Putin’le ortak basın toplantısı düzenleyen Cumhurbaşkanı Erdoğan, “Yanı başımızda Suriye’de yükselen çocuk feryatlarına nasıl duyarsız kalabiliriz?” dedi.
Cumhurbaşkanı Recep Tayyip Erdoğan, Rusya Devlet Başkanı Vladimir Putin ile ortak basın toplantısı düzenledi.
Ekonomik anlaşmalarla ilgili konuşan Erdoğan, “Domates dışında bütün konularda gıdada, konfeksiyonda, tekstilde arkadaşlarımız mutabık kaldılar. Türk domatesinin Rus pazarında olmasını isteriz. Normalleşme sürecinin ötesine geçiyoruz. Yeni bir süreç başlıyor, hayırlı olsun” dedi.

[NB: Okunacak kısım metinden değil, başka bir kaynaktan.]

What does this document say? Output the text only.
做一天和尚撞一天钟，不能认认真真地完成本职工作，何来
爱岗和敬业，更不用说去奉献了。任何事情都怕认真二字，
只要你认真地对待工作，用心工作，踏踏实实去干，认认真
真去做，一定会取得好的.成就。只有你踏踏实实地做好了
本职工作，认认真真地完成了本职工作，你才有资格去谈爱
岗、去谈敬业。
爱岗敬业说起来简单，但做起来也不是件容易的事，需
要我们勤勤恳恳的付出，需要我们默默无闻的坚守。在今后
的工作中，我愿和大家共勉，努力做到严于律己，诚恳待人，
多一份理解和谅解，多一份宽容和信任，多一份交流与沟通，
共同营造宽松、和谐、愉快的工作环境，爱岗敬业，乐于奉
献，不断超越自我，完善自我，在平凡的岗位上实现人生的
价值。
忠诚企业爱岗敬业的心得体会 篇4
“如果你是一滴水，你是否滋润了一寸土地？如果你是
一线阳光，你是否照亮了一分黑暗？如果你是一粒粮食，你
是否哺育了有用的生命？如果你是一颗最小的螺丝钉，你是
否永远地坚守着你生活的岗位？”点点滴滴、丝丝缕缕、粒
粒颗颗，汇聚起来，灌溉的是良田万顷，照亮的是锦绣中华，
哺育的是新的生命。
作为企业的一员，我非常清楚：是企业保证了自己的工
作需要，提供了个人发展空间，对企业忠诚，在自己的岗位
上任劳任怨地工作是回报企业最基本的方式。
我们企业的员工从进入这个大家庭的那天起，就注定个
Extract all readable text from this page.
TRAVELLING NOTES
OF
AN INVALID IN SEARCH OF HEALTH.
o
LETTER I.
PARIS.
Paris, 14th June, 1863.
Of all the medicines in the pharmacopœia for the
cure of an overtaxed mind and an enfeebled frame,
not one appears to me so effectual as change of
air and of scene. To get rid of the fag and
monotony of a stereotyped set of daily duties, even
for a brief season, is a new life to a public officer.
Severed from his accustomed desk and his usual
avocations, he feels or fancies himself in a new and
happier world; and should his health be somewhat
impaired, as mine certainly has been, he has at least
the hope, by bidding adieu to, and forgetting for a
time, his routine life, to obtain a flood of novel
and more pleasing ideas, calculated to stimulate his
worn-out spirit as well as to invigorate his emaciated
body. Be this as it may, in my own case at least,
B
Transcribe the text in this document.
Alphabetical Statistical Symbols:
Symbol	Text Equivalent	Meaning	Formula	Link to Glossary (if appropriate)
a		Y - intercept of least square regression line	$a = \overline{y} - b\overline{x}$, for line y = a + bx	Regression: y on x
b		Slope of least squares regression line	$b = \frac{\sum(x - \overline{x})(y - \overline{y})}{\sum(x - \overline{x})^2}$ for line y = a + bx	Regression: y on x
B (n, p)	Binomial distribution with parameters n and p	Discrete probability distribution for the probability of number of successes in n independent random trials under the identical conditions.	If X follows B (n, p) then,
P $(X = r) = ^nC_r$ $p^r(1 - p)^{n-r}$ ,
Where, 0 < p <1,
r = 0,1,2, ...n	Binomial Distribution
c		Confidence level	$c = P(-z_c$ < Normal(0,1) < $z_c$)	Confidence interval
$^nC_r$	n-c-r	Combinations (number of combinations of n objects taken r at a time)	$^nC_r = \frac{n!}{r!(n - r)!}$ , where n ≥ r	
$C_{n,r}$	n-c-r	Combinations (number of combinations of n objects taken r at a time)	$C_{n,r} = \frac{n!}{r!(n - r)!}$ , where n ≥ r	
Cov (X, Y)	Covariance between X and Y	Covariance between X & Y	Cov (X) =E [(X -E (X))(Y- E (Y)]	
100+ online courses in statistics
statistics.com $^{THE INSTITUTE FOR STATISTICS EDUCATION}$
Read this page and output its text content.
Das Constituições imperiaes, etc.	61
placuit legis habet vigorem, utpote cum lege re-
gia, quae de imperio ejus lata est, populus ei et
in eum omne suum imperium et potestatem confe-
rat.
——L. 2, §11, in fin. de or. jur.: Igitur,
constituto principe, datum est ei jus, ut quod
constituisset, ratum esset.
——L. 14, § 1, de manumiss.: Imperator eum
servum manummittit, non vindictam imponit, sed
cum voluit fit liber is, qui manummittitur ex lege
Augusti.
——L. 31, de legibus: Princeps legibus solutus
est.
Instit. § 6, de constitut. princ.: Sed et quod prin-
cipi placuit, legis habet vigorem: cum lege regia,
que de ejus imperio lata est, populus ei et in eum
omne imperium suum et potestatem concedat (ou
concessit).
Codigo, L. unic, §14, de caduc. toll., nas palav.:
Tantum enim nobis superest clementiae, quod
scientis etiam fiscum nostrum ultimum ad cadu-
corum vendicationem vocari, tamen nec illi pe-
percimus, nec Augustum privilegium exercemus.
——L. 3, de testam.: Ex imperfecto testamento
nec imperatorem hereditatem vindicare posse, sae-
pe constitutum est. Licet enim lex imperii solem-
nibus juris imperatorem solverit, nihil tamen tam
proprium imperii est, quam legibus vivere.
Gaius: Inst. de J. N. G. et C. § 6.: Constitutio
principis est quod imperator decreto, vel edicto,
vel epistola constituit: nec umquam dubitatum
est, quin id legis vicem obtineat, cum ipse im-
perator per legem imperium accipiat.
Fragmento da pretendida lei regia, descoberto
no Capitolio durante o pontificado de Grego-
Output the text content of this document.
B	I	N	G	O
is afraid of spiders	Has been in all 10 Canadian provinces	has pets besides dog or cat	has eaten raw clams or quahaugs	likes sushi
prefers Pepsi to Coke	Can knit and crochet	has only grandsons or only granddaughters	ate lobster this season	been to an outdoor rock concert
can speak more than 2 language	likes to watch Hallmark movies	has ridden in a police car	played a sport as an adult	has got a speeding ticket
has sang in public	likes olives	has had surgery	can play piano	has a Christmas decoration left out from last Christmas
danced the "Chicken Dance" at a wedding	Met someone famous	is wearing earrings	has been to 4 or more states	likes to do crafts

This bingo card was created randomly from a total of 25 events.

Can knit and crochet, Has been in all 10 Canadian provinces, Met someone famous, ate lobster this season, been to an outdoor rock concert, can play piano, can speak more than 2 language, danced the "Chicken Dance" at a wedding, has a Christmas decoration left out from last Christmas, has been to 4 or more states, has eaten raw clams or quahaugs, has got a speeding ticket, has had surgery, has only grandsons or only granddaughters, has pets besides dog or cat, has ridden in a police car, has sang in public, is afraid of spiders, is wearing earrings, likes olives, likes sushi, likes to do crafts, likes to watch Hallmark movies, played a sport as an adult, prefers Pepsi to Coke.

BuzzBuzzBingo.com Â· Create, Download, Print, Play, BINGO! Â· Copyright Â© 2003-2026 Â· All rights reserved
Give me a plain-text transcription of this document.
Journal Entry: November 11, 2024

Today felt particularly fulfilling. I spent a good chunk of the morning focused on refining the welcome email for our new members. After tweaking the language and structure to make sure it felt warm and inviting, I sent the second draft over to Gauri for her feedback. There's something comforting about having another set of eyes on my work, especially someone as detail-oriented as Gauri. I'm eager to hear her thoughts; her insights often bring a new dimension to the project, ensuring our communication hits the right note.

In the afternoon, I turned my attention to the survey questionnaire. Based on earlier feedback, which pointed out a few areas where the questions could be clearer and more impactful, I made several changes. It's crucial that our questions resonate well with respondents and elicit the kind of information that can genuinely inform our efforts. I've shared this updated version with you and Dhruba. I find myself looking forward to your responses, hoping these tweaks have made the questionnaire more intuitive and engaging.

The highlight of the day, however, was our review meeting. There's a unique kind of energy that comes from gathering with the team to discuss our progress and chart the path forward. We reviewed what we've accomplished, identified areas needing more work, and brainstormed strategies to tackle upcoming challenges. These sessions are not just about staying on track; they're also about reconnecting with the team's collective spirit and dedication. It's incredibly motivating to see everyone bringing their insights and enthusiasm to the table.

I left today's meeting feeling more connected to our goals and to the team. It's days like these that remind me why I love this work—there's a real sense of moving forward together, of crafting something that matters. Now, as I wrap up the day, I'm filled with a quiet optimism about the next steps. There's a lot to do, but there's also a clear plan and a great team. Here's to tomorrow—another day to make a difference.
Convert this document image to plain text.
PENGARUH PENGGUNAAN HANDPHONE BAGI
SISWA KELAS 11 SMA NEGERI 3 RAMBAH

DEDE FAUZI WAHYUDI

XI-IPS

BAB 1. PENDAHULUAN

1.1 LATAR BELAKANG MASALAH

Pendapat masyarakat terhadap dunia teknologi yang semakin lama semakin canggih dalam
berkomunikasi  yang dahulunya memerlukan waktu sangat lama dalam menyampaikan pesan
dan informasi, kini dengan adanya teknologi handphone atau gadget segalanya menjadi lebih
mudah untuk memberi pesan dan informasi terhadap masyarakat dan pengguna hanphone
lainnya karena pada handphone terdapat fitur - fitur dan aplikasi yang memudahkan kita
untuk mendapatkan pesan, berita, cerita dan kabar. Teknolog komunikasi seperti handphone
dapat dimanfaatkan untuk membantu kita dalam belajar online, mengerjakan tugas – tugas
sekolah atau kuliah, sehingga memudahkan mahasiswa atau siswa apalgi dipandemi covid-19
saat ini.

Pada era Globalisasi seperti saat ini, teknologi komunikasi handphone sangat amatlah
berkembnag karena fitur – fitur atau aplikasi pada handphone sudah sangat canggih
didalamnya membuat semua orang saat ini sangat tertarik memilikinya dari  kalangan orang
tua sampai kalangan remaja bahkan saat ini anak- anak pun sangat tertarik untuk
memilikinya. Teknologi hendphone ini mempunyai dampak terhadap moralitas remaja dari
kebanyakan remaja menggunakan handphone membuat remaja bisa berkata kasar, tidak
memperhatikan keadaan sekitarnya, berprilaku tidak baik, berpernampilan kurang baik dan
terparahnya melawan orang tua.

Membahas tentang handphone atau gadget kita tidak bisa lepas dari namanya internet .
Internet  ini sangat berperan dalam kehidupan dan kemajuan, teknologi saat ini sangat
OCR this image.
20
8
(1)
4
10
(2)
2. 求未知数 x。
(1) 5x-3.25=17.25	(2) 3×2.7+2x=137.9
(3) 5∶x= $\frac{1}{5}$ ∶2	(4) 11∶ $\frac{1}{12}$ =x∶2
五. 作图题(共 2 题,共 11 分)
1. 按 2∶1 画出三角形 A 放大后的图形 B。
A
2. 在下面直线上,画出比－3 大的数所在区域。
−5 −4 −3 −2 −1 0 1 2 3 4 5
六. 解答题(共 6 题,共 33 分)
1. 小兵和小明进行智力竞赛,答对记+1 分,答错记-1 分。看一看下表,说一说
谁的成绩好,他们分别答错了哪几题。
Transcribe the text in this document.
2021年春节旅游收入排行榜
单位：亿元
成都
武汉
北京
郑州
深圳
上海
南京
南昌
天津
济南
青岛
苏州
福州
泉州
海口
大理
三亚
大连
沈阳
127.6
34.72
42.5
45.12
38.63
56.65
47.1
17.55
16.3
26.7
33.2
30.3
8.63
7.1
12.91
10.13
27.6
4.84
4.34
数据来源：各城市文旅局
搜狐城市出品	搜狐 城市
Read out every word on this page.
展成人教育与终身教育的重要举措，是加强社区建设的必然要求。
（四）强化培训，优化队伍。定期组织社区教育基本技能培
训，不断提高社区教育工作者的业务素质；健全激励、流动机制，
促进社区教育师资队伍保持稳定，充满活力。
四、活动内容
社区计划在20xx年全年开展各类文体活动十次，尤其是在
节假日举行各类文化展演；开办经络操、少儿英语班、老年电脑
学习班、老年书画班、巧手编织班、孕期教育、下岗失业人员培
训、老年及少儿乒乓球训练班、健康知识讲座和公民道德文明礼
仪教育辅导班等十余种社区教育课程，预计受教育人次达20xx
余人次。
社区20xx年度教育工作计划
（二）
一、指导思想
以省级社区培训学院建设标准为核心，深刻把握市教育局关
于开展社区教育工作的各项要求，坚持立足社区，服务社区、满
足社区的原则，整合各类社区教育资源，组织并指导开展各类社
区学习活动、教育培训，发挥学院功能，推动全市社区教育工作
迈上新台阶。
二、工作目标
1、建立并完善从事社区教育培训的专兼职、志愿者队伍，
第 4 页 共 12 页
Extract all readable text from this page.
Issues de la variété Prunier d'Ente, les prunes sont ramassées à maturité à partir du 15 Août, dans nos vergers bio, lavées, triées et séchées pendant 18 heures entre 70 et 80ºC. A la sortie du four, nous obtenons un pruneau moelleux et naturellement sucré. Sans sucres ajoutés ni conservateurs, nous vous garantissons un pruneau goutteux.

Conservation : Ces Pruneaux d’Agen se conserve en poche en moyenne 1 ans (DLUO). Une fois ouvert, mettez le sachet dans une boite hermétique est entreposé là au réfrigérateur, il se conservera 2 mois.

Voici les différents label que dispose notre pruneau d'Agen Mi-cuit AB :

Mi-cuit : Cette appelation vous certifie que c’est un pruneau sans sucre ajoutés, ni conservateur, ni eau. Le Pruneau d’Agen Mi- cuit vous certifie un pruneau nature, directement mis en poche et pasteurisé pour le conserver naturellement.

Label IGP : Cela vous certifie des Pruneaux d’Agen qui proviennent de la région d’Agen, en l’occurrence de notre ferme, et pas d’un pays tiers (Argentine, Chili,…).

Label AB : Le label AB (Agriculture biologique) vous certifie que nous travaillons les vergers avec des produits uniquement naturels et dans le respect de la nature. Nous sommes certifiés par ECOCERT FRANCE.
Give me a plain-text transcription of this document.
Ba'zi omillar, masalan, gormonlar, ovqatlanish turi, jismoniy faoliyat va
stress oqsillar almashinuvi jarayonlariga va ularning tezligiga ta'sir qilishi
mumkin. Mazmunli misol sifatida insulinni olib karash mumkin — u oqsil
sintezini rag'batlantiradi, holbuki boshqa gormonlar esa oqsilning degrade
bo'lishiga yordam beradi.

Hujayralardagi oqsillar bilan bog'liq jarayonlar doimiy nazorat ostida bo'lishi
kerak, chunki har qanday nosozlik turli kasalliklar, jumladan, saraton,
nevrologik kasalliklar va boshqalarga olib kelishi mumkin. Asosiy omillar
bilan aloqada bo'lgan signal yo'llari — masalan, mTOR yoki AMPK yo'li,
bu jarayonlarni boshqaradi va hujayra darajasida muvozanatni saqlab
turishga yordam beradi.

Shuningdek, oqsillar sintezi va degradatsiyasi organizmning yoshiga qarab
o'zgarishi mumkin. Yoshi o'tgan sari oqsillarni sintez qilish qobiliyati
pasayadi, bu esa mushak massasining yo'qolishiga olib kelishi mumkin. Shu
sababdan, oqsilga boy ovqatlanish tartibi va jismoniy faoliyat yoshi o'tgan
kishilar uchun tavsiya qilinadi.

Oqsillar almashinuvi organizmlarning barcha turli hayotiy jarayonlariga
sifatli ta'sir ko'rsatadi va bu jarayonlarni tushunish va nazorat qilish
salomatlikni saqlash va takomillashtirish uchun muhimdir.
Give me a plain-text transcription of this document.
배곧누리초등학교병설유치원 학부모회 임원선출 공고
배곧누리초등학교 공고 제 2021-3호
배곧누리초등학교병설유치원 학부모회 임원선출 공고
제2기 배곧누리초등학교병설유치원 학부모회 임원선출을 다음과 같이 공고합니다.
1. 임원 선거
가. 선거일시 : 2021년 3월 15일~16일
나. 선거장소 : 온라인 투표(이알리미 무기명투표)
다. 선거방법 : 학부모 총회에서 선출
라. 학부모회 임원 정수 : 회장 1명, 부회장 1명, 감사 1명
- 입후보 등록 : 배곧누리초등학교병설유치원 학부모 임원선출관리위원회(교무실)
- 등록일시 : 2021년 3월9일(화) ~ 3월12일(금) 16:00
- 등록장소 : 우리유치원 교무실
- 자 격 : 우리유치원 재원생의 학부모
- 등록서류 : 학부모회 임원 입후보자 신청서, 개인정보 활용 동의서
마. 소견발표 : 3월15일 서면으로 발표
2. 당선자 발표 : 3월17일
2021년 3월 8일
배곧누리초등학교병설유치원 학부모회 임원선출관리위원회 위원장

“Bugün atılması gereken adımlar konusunda istişarelerimizi yaptık. Aldığımız kararları ve yapılanları tekrar gözden geçirme fırsatını bulduk” diyen Erdoğan, “Suriye’deki kriz başta olmak üzere bölgesel sorunları da ele aldık. Benim çok sevdiğim bir Rus atasözü var: Kimin neresi ağrıyorsa, onunla ilgili konuşur diye. Ülkelerimiz için der Suriye 6 yıldır kanayan bir yara” dedi.
“Suriye’yle 911 km sınırı olan aynı kumaştan kesilmiş bir ülkeyiz” diyen Erdoğan, “Yanı başımızda yükselen çocuk feryatlarına nasıl duyarsız kalabiliriz? Kimyasal ve konvansiyonel silahlarla katledilmesine nasıl gözlerimizi kapatabiliriz? Bu acılardan kopup gelen 3 milyon insan bizim topraklarımızda yaşam mücadelesi veriyor” diye konuştu.
“PUTİN DE BU DRAMA SON VERMEYİ ARZU EDİYOR”
“Dostum Putin de bu drama son vermeyi samimi bir şekilde arzu ediyor. Türkiye-Rusya-İran garantörlüğnüde uygulanan çatışmasızlık, siyasi çözüm çalışmalarının başarıya ulaşması için fırsat penceresi oluşmuştur” diyen Erdoğan, “Astana görüşmeleri sayesinde ateşkesin tahkim edilmesi hedefine bir an önce ulaşmaya çalışıyoruz. Bazı çevreler tüm enerjilerini süreci sabote etmeye harcıyor” dedi.
“TEMEL ÖNCELİK SURİYE’DE AKAN KANIN DURDURULMASI”
“Bunun en bariz örneği Han Şeyhun’daki kimyasal saldırıdır” diyen Erdoğan, “Bu saldırıların sorumluların cezalandırılmasının son derece önemli olduğu konusunda hem fikir olduğumuzu gördük. Rusya’yla eş güdüm halinde çalışmalarımızı sürdüreceğiz. En temel öncelik Suriye’de akan kanın durdurulması, toprak bütünlüğü ve siyasi birliğinin korunmasıdır” diye konuştu.